Plant project with Northeastern University
Getting started, Krista Longnecker, 31 May 2023\
4 June 2023
Full set of commands in /KujawinskiLaboratory/UntargCode ...this is just highlights related to this project (which is only negative ion mode data) so I can easily get the commands I need. The full description remaines in UntargCode.
- Convert the .RAW files from the mass spectrometer into mzML files using msConvert (use this script in R:
ms_convert_tool_Lumos_v2.r) - Use SCP to transfer those files to Poseidon (we are putting the files into this folder: /vortexfs1/omics/kujawinski/data)
- Make a CSV file that contains the file names, ion mode, and good data markers (mtab_JBowen_PlantMetabolomics_052423.KL.csv).
- Put this CSV file into the folder with the mzML files on Poseidon (again with SCP).
I used a Git Bash terminal window to log into poseidon:
ssh username@poseidon.whoi.edu
The password is my WHOI Active Directory password. You have to be logged into the WHOI VPN for this to work.
Once you are logged into Poseidon, activate the conda module with module load anaconda/5.1
Edit files on my local computer and then use git bash to move them back into GitHub:
git add -A
git commit -am "Brief description goes here" (can use the bit in quotes to describe the update)
git push
(enter the passcode I use to get files to GitHub)
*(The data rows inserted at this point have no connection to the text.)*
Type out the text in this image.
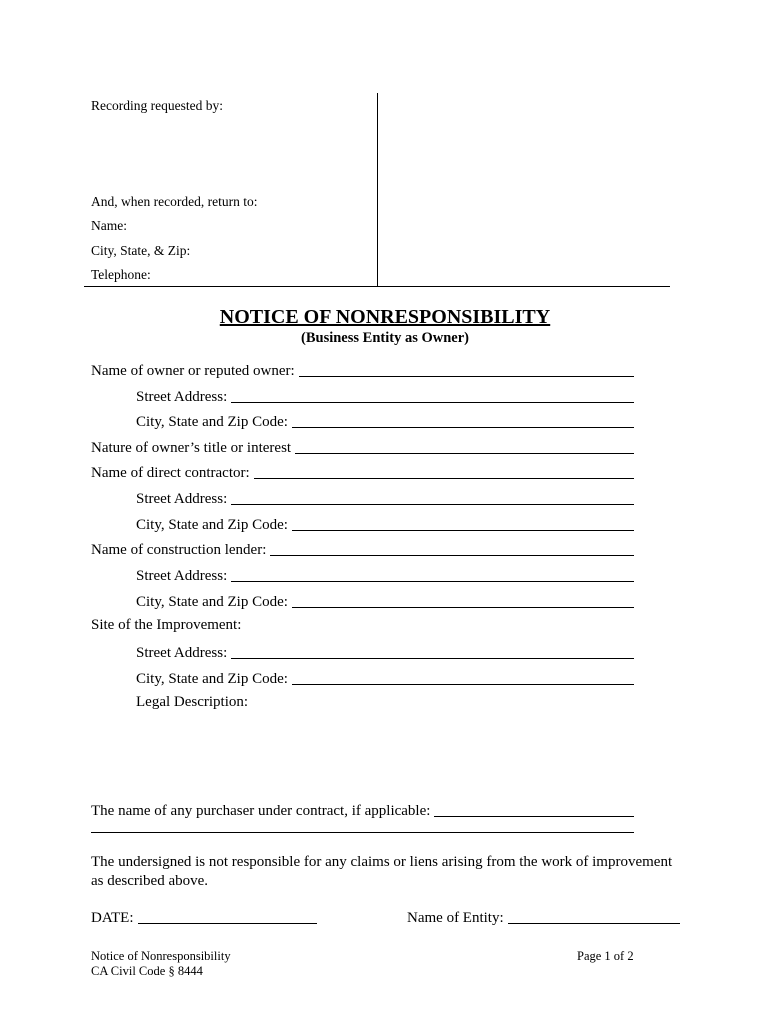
Recording requested by:
And, when recorded, return to:
Name:
City, State, & Zip:
Telephone:
NOTICE OF NONRESPONSIBILITY
(Business Entity as Owner)
Name of owner or reputed owner:
Street Address:
City, State and Zip Code:
Nature of owner’s title or interest
Name of direct contractor:
Street Address:
City, State and Zip Code:
Name of construction lender:
Street Address:
City, State and Zip Code:
Site of the Improvement:
Street Address:
City, State and Zip Code:
Legal Description:
The name of any purchaser under contract, if applicable:
The undersigned is not responsible for any claims or liens arising from the work of improvement as described above.
DATE:	Name of Entity:
Notice of Nonresponsibility
CA Civil Code § 8444
Page 1 of 2
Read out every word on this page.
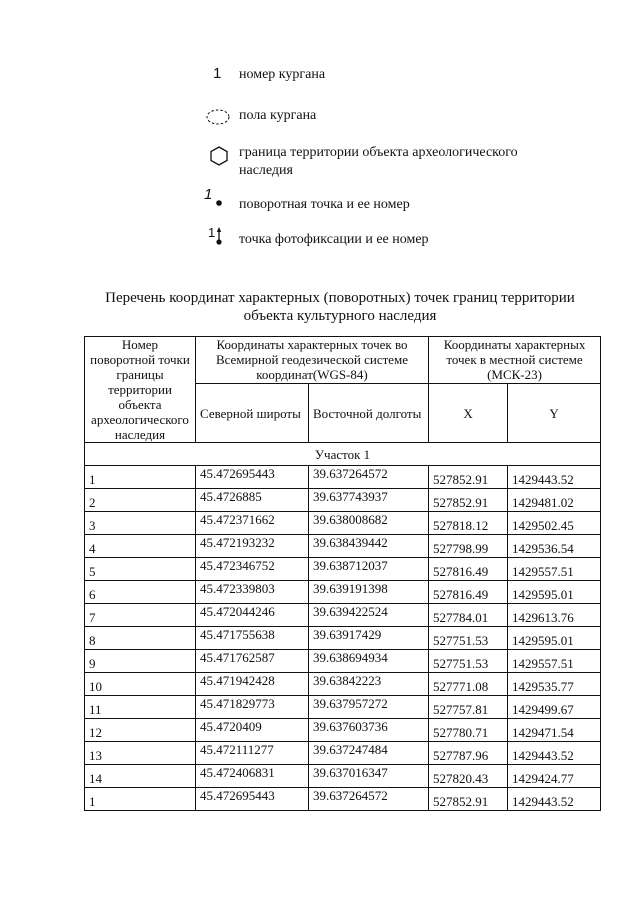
1 номер кургана
пола кургана
граница территории объекта археологического наследия
1
поворотная точка и ее номер
1 точка фотофиксации и ее номер
Перечень координат характерных (поворотных) точек границ территории объекта культурного наследия
Номер поворотной точки границы территории объекта археологического наследия	Координаты характерных точек во Всемирной геодезической системе координат(WGS-84)		Координаты характерных точек в местной системе (МСК-23)	
	Северной широты	Восточной долготы	X	Y
Участок 1				
1	45.472695443	39.637264572	527852.91	1429443.52
2	45.4726885	39.637743937	527852.91	1429481.02
3	45.472371662	39.638008682	527818.12	1429502.45
4	45.472193232	39.638439442	527798.99	1429536.54
5	45.472346752	39.638712037	527816.49	1429557.51
6	45.472339803	39.639191398	527816.49	1429595.01
7	45.472044246	39.639422524	527784.01	1429613.76
8	45.471755638	39.63917429	527751.53	1429595.01
9	45.471762587	39.638694934	527751.53	1429557.51
10	45.471942428	39.63842223	527771.08	1429535.77
11	45.471829773	39.637957272	527757.81	1429499.67
12	45.4720409	39.637603736	527780.71	1429471.54
13	45.472111277	39.637247484	527787.96	1429443.52
14	45.472406831	39.637016347	527820.43	1429424.77
1	45.472695443	39.637264572	527852.91	1429443.52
For later updates, just change to the folder for this repository (UntargCode) and then use this command to move the files from GitHub to the HPC:
git pull https://github.com/KujawinskiLaboratory/UntargCode.git or just git pull
Set this up to send in ionMode as a variable so I don't have to edit all the slurm scripts each time I change ion mode
sbatch --export=ionMode="neg" scripts_dir/step1-metadata.slurm
Check how many files you have
wc -l metadata_neg.txt
Use this number in Step 2 to set the total number of array jobs that will be run.
sbatch --export=ionMode="neg" scripts_dir/step2-xcms1.slurm
To speed up peak picking, we performed peak picking as an array. Now combine into a single MS OnDisk object
sbatch --export=ionMode="neg" scripts_dir/step3-xcms_combine.slurm
sbatch --export=ionMode="neg" scripts_dir/step4-xcms2.slurm
sbatch --export=ionMode="neg" scripts_dir/step5-create_xset.slurm
In this repositroy, thie following has been modified to only process neg mode data.
sbatch scripts_dir/step6-camera.slurm
The final set of files generated by this analysis can be analyzed in R/MATLAB/Python, and/or submitted to GNPS for molecular networking analysis. The final set of files will in the /output_dir/xcms2/ folder and are described as follows:
- 'SargPatch_untarg_neg_aligned.csv'
- This is the aligned set of mzRT features from the analysis, with one row per mzRT feature. In addition to information about mz value and retention time, there is one column for each sample with the peak areafor the sample
- 'SargPatch_untarg_neg_picked.csv'
- This is an unaligned list of mzRT features, these are not grouped into peaks by samples but can be useful for troubleshooting
- 'camera_neg.csv'
- This is the aligned set of mzRT features, with the adducts and isotopes determined from CAMERA. This is the best file to use in R/MATLAB/Python for downstream analysis
- 'edgelist_neg.csv'
- This is a list of edges that is needed for the GNPS analysis.
- 'fName_featureQuant_afterCAMERA_neg.txt'
- This is the aligned list of mzRT features, with CAMERA information, in a format that can be submitted to GNPS.
- 'fName_featureQuant_all_neg.txt'
- This is a feature table, mzRT information and peak areas for samples, in a format that can be submitted to GNPS. This version includes all mzRT features.
- 'fName_featureQuant_combined_neg.txt'
- This is feature table, mzRT information and peak areas for samples, in a format that can be submitted to GNPS. In this datafile, only features with MS2 information are included
- 'ms2spectra_all_neg.mgf'
- This is an mgf file, which can be submitted to GNPS; this version contains every MS2 spectra
- 'ms2spectra_combined_neg.mgf'
- This is an mgf file, which can be submitted to GNPS; this version combines MS2 spectra based on the metric set at step 4.
Updated 12 October 2023 to start pushing commits from @redbluewater
Updated 13 November 2023 to calculate the elemental formulas.